The actress, who was trained as an operatic soprano, finds the Menken-Slater musical score "challenging and intricate with difficult harmonies. It has some very low points and then passages for high soprano, and fast tempi. It just keeps truckin' along." She also observes that anyone undertaking the role of Deloris has to contend with the memory of Whoopi Goldberg in the movie version. "But, Whoopi has always said, 'don't watch me; do your own Deloris,' and that is what I am trying to do. Donna Drake, [the director], has been amazing is helping us find so many things in the show. She isn't afraid to ask performers like Kingsley [Leggs, the original Curtis] what they have done before, but then she always has her own take."

Dollison, who played Lorell Robinson at MSMT in the 2013 season in Dreamgirls, is delighted to be back in Maine, "though it's been awfully cold this year," the Florida native confesses. "The people here are so welcoming. When the cast goes out around town, they are so friendly. I feel like Beyoncé," she laughs.

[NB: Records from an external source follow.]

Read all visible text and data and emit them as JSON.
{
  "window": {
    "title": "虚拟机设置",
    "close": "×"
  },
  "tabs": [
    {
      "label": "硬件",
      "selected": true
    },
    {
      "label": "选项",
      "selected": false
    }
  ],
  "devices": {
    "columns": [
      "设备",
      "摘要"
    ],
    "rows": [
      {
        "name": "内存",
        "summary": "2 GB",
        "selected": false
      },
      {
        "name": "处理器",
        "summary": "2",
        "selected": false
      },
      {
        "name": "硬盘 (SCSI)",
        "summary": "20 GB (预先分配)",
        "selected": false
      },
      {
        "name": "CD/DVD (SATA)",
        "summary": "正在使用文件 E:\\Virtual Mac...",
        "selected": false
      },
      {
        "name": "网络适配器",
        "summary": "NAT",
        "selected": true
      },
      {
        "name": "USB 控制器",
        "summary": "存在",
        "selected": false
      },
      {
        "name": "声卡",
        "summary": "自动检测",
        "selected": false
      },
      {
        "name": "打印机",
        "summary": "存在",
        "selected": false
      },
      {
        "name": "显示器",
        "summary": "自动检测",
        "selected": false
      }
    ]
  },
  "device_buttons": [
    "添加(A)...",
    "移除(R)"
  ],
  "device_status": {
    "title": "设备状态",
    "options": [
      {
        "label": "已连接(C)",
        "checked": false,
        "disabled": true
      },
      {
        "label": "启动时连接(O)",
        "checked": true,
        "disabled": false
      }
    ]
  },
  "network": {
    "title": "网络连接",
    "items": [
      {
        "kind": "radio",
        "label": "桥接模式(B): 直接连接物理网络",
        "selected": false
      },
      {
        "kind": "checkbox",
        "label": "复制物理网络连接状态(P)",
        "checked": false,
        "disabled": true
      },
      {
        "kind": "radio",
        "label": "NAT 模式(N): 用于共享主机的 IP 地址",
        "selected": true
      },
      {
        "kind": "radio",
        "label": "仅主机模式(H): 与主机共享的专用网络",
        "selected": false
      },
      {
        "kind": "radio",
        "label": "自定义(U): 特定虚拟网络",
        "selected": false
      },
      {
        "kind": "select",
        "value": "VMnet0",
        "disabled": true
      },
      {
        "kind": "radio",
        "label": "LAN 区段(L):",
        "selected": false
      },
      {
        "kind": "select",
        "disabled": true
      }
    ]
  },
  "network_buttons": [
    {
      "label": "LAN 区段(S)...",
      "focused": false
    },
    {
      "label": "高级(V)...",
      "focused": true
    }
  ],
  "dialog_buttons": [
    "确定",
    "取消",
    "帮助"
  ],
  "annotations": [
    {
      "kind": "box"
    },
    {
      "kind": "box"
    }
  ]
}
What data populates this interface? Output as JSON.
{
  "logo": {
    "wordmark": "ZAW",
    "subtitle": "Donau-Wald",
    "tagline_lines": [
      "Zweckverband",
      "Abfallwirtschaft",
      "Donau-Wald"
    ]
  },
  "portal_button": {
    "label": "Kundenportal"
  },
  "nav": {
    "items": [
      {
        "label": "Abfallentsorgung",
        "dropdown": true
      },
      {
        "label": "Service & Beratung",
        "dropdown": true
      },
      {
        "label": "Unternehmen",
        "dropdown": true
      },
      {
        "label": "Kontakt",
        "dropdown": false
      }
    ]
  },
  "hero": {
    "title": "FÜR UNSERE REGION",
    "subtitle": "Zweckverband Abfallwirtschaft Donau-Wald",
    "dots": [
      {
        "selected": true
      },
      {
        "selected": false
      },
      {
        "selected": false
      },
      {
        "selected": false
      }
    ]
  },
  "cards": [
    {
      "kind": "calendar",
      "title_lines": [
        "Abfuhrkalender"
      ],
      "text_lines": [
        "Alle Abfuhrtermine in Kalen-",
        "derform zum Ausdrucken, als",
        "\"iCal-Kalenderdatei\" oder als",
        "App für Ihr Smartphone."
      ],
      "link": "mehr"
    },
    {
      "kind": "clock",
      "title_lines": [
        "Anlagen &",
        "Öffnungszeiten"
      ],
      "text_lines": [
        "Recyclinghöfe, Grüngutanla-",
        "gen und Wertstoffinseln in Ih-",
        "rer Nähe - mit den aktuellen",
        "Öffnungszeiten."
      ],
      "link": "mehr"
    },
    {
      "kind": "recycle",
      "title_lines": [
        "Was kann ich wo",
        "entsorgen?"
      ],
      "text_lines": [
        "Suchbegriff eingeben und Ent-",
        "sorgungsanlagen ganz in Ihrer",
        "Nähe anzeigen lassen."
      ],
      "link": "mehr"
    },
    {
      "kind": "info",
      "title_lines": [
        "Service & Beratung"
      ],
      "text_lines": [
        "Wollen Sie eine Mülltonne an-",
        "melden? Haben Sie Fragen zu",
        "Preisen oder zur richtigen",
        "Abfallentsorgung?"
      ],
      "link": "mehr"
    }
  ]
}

Dollison grew up in Florida, where she sang in chorus and at church early on and then went to a performing arts high school. "I saw my first opera when I was in ninth grade, and I was so in awe of the singers that I succumbed to the performing bug then and there. I started doing musicals in summer camps and community theatre. At sixteen I had a role in Little Shop of Horrors, which was so much fun!" After high school Dollison attended Florida Southern University as a voice major. She developed her classical soprano at the same time that she performed some musical theatre. "I felt as if I had two things going," she recalls. "I had planned to go on to graduate school for more opera training, but then I got a job with the tour of Lion King, and that sealed the deal. When you are in your early twenties and opportunity like that presents itself, it was too good to miss. So here I am at MSMT,"she concludes with a smile "because I turned left instead of right!"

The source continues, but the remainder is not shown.